- Language that took aim at banning proof-of-work coins across the continent is notably absent
- The bill still states that cryptoassets “shall be subject to minimum environmental sustainability standards,” Unstoppable Finance’s head of growth tweeted
A finalized version of a major bill in the EU, which ignited controversy over its targeting of the crypto industry’s proof-of-work (PoW) consensus mechanism, is expected to head to a vote on Monday.
The Markets in Crypto Assets (MiCA) draft legislation, introduced in 2020, seeks to tighten regulation around digital assets by establishing a licensing regime on the continent and streamlining a uniform set of rules for member states.
Those rules include transparency and disclosure requirements for the issuance of digital assets, the authorization and supervision of cryptoasset service providers, consumer protection rules and measures to prevent market abuse.
The bill, under paragraph 61 (9c), also previously sought to establish a framework prohibiting crypto services from utilizing PoW-based cryptocurrencies like bitcoin and ether. That section of the legislation, which has since been updated, was expected to take effect sometime in 2025.

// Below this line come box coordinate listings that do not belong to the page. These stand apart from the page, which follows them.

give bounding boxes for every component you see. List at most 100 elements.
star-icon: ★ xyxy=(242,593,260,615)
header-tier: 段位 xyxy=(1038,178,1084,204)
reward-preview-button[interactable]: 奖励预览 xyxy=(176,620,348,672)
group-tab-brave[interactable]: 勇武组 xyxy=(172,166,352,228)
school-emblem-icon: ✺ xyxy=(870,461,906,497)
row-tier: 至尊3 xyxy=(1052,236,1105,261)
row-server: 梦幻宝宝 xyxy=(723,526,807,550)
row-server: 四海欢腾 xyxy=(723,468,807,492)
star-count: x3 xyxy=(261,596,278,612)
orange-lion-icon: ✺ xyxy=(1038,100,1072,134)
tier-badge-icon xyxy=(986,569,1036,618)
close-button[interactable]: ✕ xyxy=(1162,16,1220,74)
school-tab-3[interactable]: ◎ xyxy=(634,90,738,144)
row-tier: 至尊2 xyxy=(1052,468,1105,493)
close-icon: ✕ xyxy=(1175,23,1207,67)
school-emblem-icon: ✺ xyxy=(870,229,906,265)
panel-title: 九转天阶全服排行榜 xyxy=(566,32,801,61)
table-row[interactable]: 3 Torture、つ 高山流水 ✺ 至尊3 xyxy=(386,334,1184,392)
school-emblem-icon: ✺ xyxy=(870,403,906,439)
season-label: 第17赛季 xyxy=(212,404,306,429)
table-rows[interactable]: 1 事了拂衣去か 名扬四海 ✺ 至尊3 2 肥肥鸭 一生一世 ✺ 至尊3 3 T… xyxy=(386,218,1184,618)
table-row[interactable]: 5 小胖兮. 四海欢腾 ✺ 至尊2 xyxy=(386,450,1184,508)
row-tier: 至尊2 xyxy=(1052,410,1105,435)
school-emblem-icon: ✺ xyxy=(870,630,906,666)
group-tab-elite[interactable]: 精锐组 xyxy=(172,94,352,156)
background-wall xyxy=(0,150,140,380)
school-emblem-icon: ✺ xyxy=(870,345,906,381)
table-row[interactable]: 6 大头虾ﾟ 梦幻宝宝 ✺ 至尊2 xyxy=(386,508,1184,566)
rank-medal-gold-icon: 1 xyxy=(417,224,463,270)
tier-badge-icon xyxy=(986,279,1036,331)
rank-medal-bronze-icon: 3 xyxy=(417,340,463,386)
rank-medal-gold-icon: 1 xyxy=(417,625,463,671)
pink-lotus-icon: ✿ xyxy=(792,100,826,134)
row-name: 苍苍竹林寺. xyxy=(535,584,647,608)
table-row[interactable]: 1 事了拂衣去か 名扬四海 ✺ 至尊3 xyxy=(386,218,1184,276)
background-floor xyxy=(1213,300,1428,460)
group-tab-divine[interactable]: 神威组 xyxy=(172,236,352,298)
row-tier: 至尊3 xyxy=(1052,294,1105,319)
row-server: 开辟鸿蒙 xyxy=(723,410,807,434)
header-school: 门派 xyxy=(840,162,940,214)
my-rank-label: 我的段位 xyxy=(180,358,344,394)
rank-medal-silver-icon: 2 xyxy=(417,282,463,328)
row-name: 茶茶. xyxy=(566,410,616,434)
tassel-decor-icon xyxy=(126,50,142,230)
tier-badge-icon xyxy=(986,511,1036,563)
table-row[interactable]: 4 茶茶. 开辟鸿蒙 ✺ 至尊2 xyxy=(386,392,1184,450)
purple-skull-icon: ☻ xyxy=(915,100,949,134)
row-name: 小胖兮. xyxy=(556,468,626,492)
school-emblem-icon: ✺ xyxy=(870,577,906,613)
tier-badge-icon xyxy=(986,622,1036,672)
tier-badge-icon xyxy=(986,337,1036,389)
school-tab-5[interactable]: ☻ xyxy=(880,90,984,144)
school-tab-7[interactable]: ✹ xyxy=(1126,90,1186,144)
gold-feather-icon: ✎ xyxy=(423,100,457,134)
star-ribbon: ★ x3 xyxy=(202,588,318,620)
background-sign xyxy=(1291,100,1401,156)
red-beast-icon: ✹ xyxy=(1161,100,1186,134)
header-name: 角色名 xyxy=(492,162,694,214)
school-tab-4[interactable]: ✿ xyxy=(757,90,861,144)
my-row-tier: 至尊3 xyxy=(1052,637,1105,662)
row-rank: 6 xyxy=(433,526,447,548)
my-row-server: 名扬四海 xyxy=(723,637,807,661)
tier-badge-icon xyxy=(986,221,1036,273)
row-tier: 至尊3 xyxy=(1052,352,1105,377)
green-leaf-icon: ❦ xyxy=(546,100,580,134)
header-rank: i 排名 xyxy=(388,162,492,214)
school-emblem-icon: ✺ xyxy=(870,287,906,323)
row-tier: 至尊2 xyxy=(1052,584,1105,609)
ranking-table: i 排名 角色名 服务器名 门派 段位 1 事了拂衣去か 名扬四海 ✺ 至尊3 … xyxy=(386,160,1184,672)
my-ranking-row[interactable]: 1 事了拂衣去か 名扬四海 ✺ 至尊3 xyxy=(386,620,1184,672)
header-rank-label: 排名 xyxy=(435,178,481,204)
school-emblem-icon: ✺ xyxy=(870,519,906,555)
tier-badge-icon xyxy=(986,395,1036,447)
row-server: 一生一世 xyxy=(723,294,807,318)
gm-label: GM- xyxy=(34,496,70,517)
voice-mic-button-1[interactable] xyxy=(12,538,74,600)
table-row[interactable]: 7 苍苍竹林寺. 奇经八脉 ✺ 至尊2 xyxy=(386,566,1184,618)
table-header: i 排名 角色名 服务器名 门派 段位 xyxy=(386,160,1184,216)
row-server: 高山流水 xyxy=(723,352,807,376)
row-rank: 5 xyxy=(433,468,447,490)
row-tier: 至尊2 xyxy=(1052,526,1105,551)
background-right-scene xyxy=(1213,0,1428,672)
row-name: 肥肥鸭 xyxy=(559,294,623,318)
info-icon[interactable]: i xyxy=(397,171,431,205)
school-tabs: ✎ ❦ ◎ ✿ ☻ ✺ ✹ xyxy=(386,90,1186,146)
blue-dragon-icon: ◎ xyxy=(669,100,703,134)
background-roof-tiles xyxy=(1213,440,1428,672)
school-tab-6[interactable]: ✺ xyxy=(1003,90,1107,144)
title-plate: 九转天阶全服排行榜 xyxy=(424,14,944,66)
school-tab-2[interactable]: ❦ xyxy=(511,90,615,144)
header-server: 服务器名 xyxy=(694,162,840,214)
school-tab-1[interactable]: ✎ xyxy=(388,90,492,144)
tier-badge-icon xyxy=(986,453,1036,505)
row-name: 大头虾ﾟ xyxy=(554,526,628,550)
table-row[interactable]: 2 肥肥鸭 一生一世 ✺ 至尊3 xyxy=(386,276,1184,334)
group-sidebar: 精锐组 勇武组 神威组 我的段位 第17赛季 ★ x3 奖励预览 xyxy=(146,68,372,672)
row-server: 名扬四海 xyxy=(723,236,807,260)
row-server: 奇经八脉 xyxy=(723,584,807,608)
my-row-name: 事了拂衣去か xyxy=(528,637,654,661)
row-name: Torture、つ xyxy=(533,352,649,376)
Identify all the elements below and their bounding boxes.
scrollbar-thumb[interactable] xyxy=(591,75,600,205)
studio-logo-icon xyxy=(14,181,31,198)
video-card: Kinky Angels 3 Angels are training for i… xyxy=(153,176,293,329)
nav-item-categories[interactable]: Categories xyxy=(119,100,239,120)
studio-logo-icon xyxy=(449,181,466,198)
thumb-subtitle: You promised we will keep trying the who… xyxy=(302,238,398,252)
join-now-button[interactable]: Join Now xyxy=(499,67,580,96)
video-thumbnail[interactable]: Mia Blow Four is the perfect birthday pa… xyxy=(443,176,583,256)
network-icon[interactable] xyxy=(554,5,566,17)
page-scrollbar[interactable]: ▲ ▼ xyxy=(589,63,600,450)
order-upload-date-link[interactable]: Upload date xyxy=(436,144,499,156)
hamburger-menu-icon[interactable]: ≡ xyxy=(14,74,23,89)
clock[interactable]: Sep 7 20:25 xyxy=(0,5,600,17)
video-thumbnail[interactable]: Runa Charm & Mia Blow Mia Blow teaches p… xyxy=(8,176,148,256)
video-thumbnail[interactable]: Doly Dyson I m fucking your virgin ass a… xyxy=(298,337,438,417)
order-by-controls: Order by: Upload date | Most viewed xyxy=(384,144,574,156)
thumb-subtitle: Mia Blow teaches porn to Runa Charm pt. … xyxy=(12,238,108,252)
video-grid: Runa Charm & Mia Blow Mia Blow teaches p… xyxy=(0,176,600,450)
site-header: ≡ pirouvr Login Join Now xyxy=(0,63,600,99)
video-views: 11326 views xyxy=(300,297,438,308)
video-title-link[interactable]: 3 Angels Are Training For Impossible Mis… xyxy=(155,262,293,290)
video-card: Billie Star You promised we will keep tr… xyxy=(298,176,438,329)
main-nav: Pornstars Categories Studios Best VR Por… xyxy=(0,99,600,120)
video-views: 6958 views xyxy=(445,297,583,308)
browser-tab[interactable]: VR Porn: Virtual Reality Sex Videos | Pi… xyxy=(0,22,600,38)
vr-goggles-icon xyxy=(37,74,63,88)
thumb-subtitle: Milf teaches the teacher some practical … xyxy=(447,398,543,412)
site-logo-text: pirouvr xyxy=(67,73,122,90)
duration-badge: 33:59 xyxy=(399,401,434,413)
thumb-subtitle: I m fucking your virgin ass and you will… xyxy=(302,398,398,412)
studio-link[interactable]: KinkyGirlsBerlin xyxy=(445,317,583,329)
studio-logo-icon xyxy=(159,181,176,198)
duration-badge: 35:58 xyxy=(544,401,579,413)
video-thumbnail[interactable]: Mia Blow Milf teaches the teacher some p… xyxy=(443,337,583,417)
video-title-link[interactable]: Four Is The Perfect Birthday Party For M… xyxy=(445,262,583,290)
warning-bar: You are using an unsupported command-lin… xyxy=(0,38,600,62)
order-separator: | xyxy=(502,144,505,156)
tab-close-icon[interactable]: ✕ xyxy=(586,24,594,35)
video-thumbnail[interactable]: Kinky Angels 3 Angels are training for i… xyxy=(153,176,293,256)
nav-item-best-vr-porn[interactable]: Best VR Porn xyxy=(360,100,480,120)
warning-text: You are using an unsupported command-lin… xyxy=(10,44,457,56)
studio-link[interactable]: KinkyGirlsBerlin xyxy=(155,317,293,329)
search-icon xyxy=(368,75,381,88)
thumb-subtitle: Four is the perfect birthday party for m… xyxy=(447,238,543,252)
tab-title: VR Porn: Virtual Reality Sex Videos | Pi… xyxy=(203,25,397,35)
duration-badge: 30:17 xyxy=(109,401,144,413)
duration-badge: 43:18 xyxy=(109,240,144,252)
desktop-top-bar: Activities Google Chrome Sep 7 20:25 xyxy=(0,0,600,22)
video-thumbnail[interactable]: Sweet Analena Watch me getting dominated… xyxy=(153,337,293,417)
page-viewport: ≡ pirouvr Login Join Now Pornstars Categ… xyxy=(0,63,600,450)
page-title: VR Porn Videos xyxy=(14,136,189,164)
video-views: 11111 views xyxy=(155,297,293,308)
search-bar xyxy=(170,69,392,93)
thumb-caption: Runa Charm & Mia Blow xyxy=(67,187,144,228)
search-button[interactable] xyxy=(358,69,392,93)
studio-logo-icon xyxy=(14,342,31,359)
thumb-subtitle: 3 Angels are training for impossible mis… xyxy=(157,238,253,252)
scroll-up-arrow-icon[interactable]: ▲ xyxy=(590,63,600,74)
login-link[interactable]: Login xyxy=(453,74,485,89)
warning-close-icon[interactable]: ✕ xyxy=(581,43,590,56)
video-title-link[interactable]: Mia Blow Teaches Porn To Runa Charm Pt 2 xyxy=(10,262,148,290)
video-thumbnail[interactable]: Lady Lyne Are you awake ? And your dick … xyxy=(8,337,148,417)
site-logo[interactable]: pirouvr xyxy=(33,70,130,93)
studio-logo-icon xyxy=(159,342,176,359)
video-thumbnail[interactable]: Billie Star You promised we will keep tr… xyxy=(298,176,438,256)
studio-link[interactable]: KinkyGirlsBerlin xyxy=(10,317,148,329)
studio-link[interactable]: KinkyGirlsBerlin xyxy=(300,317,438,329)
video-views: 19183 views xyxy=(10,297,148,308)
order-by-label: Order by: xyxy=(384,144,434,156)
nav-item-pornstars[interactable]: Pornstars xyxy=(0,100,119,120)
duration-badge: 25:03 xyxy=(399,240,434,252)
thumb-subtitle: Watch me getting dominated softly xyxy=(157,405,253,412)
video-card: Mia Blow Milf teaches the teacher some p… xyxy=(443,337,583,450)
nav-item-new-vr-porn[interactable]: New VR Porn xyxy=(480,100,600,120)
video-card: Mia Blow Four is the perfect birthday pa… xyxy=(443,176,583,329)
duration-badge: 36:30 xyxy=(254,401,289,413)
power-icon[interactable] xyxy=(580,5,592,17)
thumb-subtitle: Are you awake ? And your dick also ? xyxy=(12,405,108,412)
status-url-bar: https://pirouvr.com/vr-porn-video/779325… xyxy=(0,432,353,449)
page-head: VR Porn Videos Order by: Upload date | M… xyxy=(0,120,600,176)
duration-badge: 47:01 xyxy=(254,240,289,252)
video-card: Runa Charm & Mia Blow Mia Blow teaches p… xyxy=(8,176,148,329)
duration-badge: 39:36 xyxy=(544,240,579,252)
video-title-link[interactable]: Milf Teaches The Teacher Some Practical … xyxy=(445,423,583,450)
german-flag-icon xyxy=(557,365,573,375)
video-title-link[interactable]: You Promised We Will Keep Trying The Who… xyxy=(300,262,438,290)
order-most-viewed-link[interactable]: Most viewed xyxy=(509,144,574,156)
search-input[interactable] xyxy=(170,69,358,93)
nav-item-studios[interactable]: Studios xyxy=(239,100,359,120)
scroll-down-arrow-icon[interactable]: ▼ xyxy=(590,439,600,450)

Lawmakers and environmental activists have been pushing for regulation on crypto mining since at least November of last year, citing what they viewed as energy-intensive crypto activity stemming from PoW.
Following considerable public outcry and condemnation of the bill for potentially blunting financial innovation across the region, the rule was postponed indefinitely on Feb. 28.
“In view of the important debate about sustainability, my suggestion is to include crypto assets, like all other financial products, in the Taxonomy area,” tweeted Stefan Bergermember of the European Parliament from Germany, on Tuesday.
“An independent discussion of the Proof-of-Work is no longer planned in MiCA.”
Berger is tasked with overseeing the bill and submitted the finalized piece of legislation last week.
To pass legislation within the EU, the Parliament, representing European citizens, and the Council, representing the governments of the 27 EU member states, must reach an agreement on an identical text of a given bill. The process is often time-consuming and fraught with setbacks, given each member possesses roughly an equal say on matters affecting the region as a whole.
Some observers remain wary, as the document still states that cryptoassets “shall be subject to minimum environmental sustainability standards,” Patrick Hansen, Unstoppable Finance’s head of growth, pointed out in a Tweet on Sunday.
Hansen argues that while the wording relating to PoW has changed, the “effect is essentially the same.”
Existing cryptocurrencies “shall set up and maintain a phased rollout plan to ensure compliance with such requirements,” Hansen tweeted, citing parts of the draft document.
“Since there is no way bitcoin can and will implement a rollout plan out of PoW, it would affect bitcoin as well.”
The Bitcoin network is highly decentralized, governed by a social consensus formed by a majority of around 15,000 full-node operators and miners. Altering the proof-of-work consensus mechanism, while theoretically possible, is extremely unlikely; PoW, as described in the Bitcoin whitepaper, is regarded in the Bitcoin community as a quintessential feature responsible for the security of transactions on the network. An alternative without it would — like several contentious hard forks of the past — simply not be considered “Bitcoin.”
The moderately more crypto-friendly language in the current version of MiCA likely to pass out of the committee vote is a marked improvement over the original text, which Hansen previously described as “a suicidal proposition.”
“It would kill the entire European crypto industry, the one sector that fully aligns with the European values and where the EU could actually be competitive.”
In defense of PoW mining from an environmental sustainability perspective, CoinShares’ CEO Jean-Marie Mognetti points to internal research which concludes that the “potential for miners to reduce the carbon footprint of flared and vented natural gas…is enough to completely offset all emissions or even have a positive net emissions impact.”
Mognetti says implementing a mining ban in Europe would be detrimental to the bloc’s environmental goals.
MiCA now heads to a vote within the Committee on Economic and Monetary Affairs (ECON) before it can be considered in a trilogue meeting, Berger noted — referring to the tripartite meetings between representatives of the EU Parliament, Council and the European Commission, the EU’s executive branch.
“With MiCA, the EU can set global standards,” Berger said. “Strong support for MiCA is a strong signal from the EU Parliament for a technology-neutral and innovation-friendly financial sector.”
Update, March 14, 2022, at 11:14 am ET:
The ECON committee voted to advance the MiCA without the explicit language on proof-of-work mining of cryptoassets, clearing the way for the draft to be negotiated in the trilogue meeting, according to Patrick Hansen and Blockchain for European industry interest group based in Brussels.
Macauley Peterson contributed reporting for this story.